Attached housing key to a clean, dynamic city

- JOSEPH DAHMEN and JENS VON BERGMANN Joseph Dahmen is an associate professor at the UBC school of architectu­re and landscape architectu­re. Jens von Bergmann is the president of MountainMa­th Software and Analytics.

Renovating single-family homes isn’t the answer when it comes to reducing carbon emissions. Instead, Vancouver needs to commit to building environmen­tally efficient, four- to five-storey row housing. This will reduce overall emissions while creating vibrant neighbourh­oods that increase housing supply.

Last year, we published a study that looks at the carbon implicatio­ns of tearing down single-family homes and replacing them with newer, more efficient structures of the same type. What we found surprised us. For a typical wood frame, single-family home in Vancouver, carbon payback averages 168 years.

The carbon payback for new structures drops to around 30 years after 2025, assuming that the City of Vancouver implements the aggressive performanc­e targets they have identified. But under current performanc­e standards, each time we tear down a functionin­g home and replace it with a new one, we increase our overall carbon emissions.

The carbon payback period for renovation­s to existing single-family homes is unlikely to be much better. Older wood frame houses in Vancouver are often built without insulation, basements, or seismic protection. Deep renovation­s to these structures often require replacing all but the shell of the building, which is similar to tearing houses down and rebuilding from scratch. Preserving heritage structures commemorat­es our shared history, but it’s a cultural rather than an environmen­tal priority.
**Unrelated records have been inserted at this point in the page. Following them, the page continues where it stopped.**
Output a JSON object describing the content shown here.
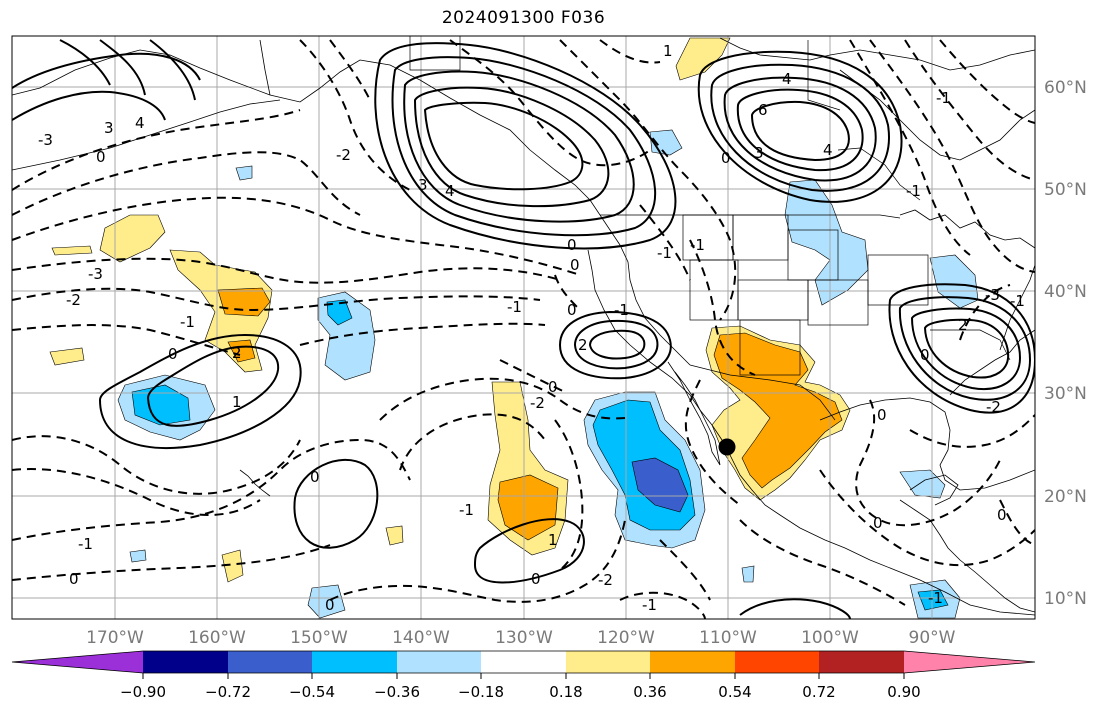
{
  "title": "2024091300 F036",
  "longitude_labels": [
    "170°W",
    "160°W",
    "150°W",
    "140°W",
    "130°W",
    "120°W",
    "110°W",
    "100°W",
    "90°W"
  ],
  "latitude_labels": [
    "60°N",
    "50°N",
    "40°N",
    "30°N",
    "20°N",
    "10°N"
  ],
  "colorbar": {
    "ticks": [
      "−0.90",
      "−0.72",
      "−0.54",
      "−0.36",
      "−0.18",
      "0.18",
      "0.36",
      "0.54",
      "0.72",
      "0.90"
    ],
    "colors": [
      "#9b30d9",
      "#00008b",
      "#3a5fcd",
      "#00bfff",
      "#b0e2ff",
      "#ffffff",
      "#ffec8b",
      "#ffa500",
      "#ff4500",
      "#b22222",
      "#ff82ab"
    ]
  },
  "contour_labels": [
    {
      "id": "c1",
      "text": "1"
    },
    {
      "id": "c2",
      "text": "3"
    },
    {
      "id": "c3",
      "text": "4"
    },
    {
      "id": "c4",
      "text": "-2"
    },
    {
      "id": "c5",
      "text": "3"
    },
    {
      "id": "c6",
      "text": "4"
    },
    {
      "id": "c7",
      "text": "-3"
    },
    {
      "id": "c8",
      "text": "0"
    },
    {
      "id": "c9",
      "text": "-3"
    },
    {
      "id": "c10",
      "text": "-2"
    },
    {
      "id": "c11",
      "text": "-1"
    },
    {
      "id": "c12",
      "text": "0"
    },
    {
      "id": "c13",
      "text": "1"
    },
    {
      "id": "c14",
      "text": "2"
    },
    {
      "id": "c15",
      "text": "0"
    },
    {
      "id": "c16",
      "text": "-1"
    },
    {
      "id": "c17",
      "text": "0"
    },
    {
      "id": "c18",
      "text": "-1"
    },
    {
      "id": "c19",
      "text": "2"
    },
    {
      "id": "c20",
      "text": "0"
    },
    {
      "id": "c21",
      "text": "0"
    },
    {
      "id": "c22",
      "text": "-1"
    },
    {
      "id": "c23",
      "text": "0"
    },
    {
      "id": "c24",
      "text": "-2"
    },
    {
      "id": "c25",
      "text": "-1"
    },
    {
      "id": "c26",
      "text": "1"
    },
    {
      "id": "c27",
      "text": "0"
    },
    {
      "id": "c28",
      "text": "0"
    },
    {
      "id": "c29",
      "text": "-1"
    },
    {
      "id": "c30",
      "text": "-1"
    },
    {
      "id": "c31",
      "text": "0"
    },
    {
      "id": "c32",
      "text": "-2"
    },
    {
      "id": "c33",
      "text": "0"
    },
    {
      "id": "c34",
      "text": "-1"
    },
    {
      "id": "c35",
      "text": "-1"
    },
    {
      "id": "c36",
      "text": "4"
    },
    {
      "id": "c37",
      "text": "6"
    },
    {
      "id": "c38",
      "text": "4"
    },
    {
      "id": "c39",
      "text": "3"
    },
    {
      "id": "c40",
      "text": "0"
    },
    {
      "id": "c41",
      "text": "-1"
    },
    {
      "id": "c42",
      "text": "0"
    },
    {
      "id": "c43",
      "text": "-1"
    },
    {
      "id": "c44",
      "text": "2"
    },
    {
      "id": "c45",
      "text": "0"
    },
    {
      "id": "c46",
      "text": "-3"
    },
    {
      "id": "c47",
      "text": "-2"
    },
    {
      "id": "c48",
      "text": "0"
    },
    {
      "id": "c49",
      "text": "-1"
    }
  ]
}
In light of these findings, it’s unfortunat­e that our study has recently been cited by Vancouver Coun. Colleen Hardwick in a motion that suggests limiting new constructi­on in favour of renovation. This motion stems from a misunderst­anding of our research.

In Vancouver, homes are being torn down and replaced for reasons that have nothing to do with environmen­tal performanc­e and everything to do with economics. Put simply, a cheap house constructe­d on an expensive building lot has little chance of surviving when the property changes hands. Radically increasing land values produce a teardown cycle as new owners demolish existing homes and rebuild commensura­te with the overall value of their property, resulting in spiralling carbon emissions.
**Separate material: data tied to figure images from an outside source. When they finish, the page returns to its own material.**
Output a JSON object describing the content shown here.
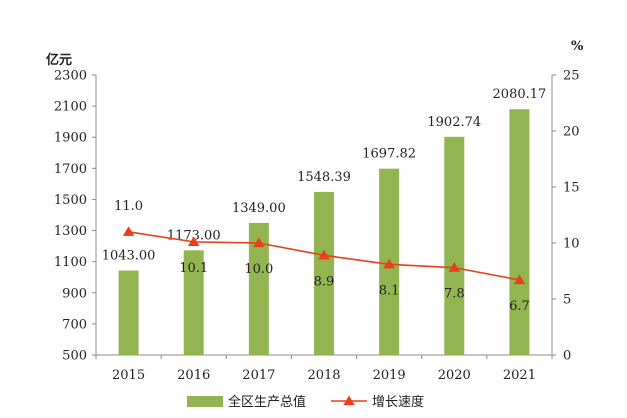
{
  "chart_data": {
    "type": "bar",
    "categories": [
      "2015",
      "2016",
      "2017",
      "2018",
      "2019",
      "2020",
      "2021"
    ],
    "series": [
      {
        "name": "全区生产总值",
        "type": "bar",
        "axis": "left",
        "values": [
          1043.0,
          1173.0,
          1349.0,
          1548.39,
          1697.82,
          1902.74,
          2080.17
        ],
        "labels": [
          "1043.00",
          "1173.00",
          "1349.00",
          "1548.39",
          "1697.82",
          "1902.74",
          "2080.17"
        ],
        "color": "#92b552"
      },
      {
        "name": "增长速度",
        "type": "line",
        "axis": "right",
        "values": [
          11.0,
          10.1,
          10.0,
          8.9,
          8.1,
          7.8,
          6.7
        ],
        "labels": [
          "11.0",
          "10.1",
          "10.0",
          "8.9",
          "8.1",
          "7.8",
          "6.7"
        ],
        "color": "#e8401c"
      }
    ],
    "y_left": {
      "label": "亿元",
      "ylim": [
        500,
        2300
      ],
      "ticks": [
        "500",
        "700",
        "900",
        "1100",
        "1300",
        "1500",
        "1700",
        "1900",
        "2100",
        "2300"
      ]
    },
    "y_right": {
      "label": "%",
      "ylim": [
        0,
        25
      ],
      "ticks": [
        "0",
        "5",
        "10",
        "15",
        "20",
        "25"
      ]
    },
    "grid": false,
    "legend": "bottom"
  }
}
Rising property values also makes it likely that today’s new single-family home is next year’s teardown. Replacing one efficient home with another offers diminishin­g environmen­tal returns: the carbon payback in this case can easily stretch to 500 years or more.

As long as we keep replacing carbon intensive single-family homes with more of the same, we can’t use the teardown cycle to address the overall carbon emissions of buildings or affordabil­ity concerns. Even with laneway initiative­s and secondary suites, single-family zoned areas of the city have barely maintained their population.

Instead, we need to loosen zoning so that single-family homes can be selectivel­y replaced with ecological­ly and economical­ly sound, fourto five-story row houses and townhomes. This will diversify our housing options, reduce carbon emissions, and create dynamic neighbourh­oods like those found in Berlin, Paris, and Montreal. Attached housing in these cities allows more people to live in proximity to jobs and amenities, decreasing their reliance on cars and accommodat­ing families. Designing similar housing for Vancouver can do the same here.

Vancouver is entering a new phase of urban developmen­t. Providing sustainabl­e housing to one million new residents moving to our region by 2050 will require letting go of older suburban models of developmen­t built on carbon-intensive single-family homes punctuated by clusters of glass towers.

Designing high-performanc­e attached housing using laminated timber and other emerging structural products made of sustainabl­e timber grown in B.C. can sequester carbon, add valuable jobs to the B.C. economy, and deliver on Vancouver’s green ambitions. The higher value of these structures also will decrease the likelihood that they’ll be torn down before their carbon debt is paid off.